A looming supply shock could cause near term pain for coffee companies — but one company is well positioned to weather the storm with an affordable alternative that’s in high demand right now…
Talk about a commodity that stands up well against pretty much anything that goes on in our weird and wonderful world…
Coffee for many people is a daily elixir – a stimulating potion that balances body with flavor, aroma, and acidity.
Whether there’s war, recession, economic volatility or annoying price hikes at the local Starbucks…demand seldom wanes – coffee lovers simply can’t live without their cup of Joe.
It’s estimated that over 2.25 billion cups of coffee are consumed around the world every single day.
And it’s for this reason that coffee has consistently been an attractive vehicle for commodity investors.
Where the coffee market gets really interesting is when the forces of nature intervene.
You see, unlike commodities such as minerals or oil, production for coffee depends greatly on weather. Weather determines whether a harvest is abundant or a bust.
With the proper combination of climate, moisture, sunshine, and shade, coffee plants will produce a rich abundance of “cherries” from which farmers can then extract the coveted coffee beans from to be processed for eventual sale.
When there’s a healthy harvest, the high yield usually translates to lower prices for the end-consumer.
However, when a harvest takes a turn for the worst, especially in major producing regions, global coffee prices can easily soar through the roof.
Back in 2011, severe drought, flooding and other weather events decimated crops around the world and sent coffee prices soaring 40% from the year before.
Since then, coffee farmers have enjoyed relatively healthy harvests, resulting in a steady price decline.
But this year, Indonesia, the world’s third largest producer of robusta coffee beans, is experiencing torrential rainfall. In fact, as much as twice the 30-year average has fallen since April according to MDA Weather Services.
Robusta Supplies Not So “Robust”
Dutch investment firm Nedcoffee reports that deliveries of beans from Indonesia are down about 16 percent in the five months ending August 2nd.
Robusta is widely considered the cheaper and lower quality bean compared to the more coveted arabica. As such, arabica beans are most often found in retail coffee shops such as Starbucks and sold as whole beans while robusta beans tend to be packaged into instant coffees and other quick-serve methods.

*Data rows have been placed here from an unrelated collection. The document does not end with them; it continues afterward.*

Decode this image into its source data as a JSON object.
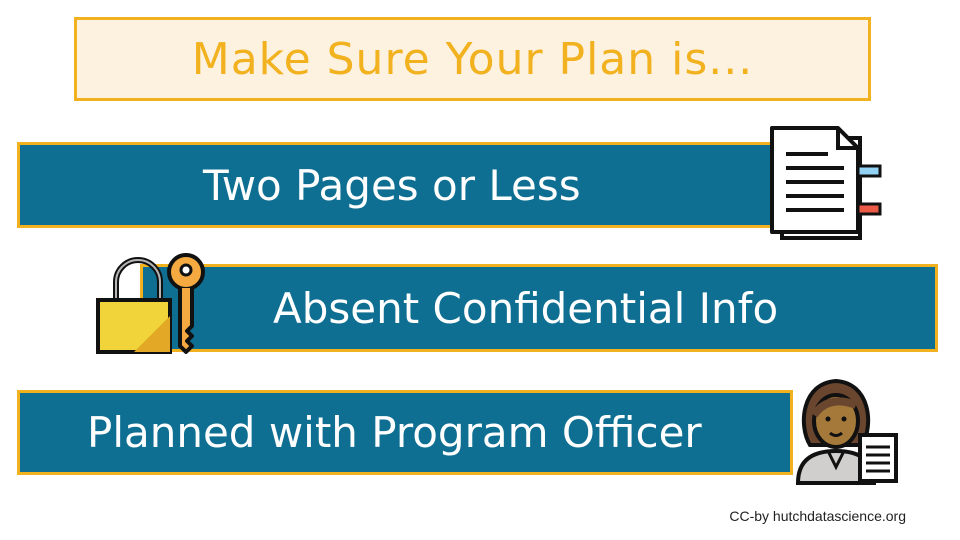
{
  "title": "Make Sure Your Plan is...",
  "items": [
    {
      "label": "Two Pages or Less",
      "icon": "document-icon"
    },
    {
      "label": "Absent Confidential Info",
      "icon": "lock-and-key-icon"
    },
    {
      "label": "Planned with Program Officer",
      "icon": "person-with-document-icon"
    }
  ],
  "credit": "CC-by hutchdatascience.org",
  "colors": {
    "accent": "#f2b21f",
    "bar": "#0e6f92",
    "title_bg": "#fdf1df"
  }
}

It’s predicted that robusta inventories certified by NYSE Liffe could fall 34% to 52,000 metric tons by year end – the lowest level since May 2000.
In turn, Bloomberg traders are predicting that robusta coffee futures will gain 13 percent to $2,000 a ton during that span.
Adding to the upward pressure is second-ranked Vietnam who isn’t expected to ship their next robusta harvest for another three months.
Now that robusta prices are expected to pick up momentum in the coming months, what is the best stock to take advantage of Indonesia’s woes?
In the next 3 to 6 months, coffee companies with greater exposure to the arabica bean won’t be seeing their margins squeezed like they will with declining robusta supplies.
Brazil, the world’s largest producer of arabica beans, has seen record production over the last two years, translating into a supply glut that’s kept arabica futures down.
Last year’s harvest in Brazil reached 50.8 million bags while this year is expected to hit 48.6 million, according to the International Coffee Organization.
Best Stock to Buy Today:
With a higher-quality yet affordable alternative in arabica beans, investors may want to consider a company such as Green Mountain Coffee Roasters Inc. (NASDAQ:GMCR) who offers exclusively arabica beans in their products.
Founded in 1981, Green Mountain Coffee is a specialty coffee maker who took the world by storm in the 2000’s when it introduced the Keurig Single Cup brewing system into households around the world.
K-cups have become all the rage, with tens of millions of people now paying per cup of coffee that they brew in their own homes.
And the success of K-cups has not lost steam despite a couple of GMCR’s patents expiring late last year which is opening up the doors to more competition.
In fact, it’s fresh off its fifth earnings beat in a row and hit a new 52-week high after NASDAQ announced that the company joined the prestigious NASDAQ-100 market gauge on August 22nd.
Even after Starbucks announced its own single-brew cup and machine system, Verismo last fall, neither GMCR nor Keurig were fazed. Ironically, Starbucks has expanded on its existing partnership with the K-Cup system rather than going full tilt on Verismo.
Increased business from the coffee goliath is only going to mean one thing: more GMCR coffee being sold.
What’s more, GMCR knows that they can’t stand idly by while more competitors come into the fold. That’s why they aren’t content with just their coffee offerings even though their lineup currently boasts some 32 brands and 200 varieties of coffee.
During the Company’s summer quarterly earnings call, they explained that they intend to pursue opportunities in other products including juices, carbonated beverages, sports drinks and enhanced waters.
Needless to say, the doors are wide open for GMCR as they look poised to close out the year on a very profitable note.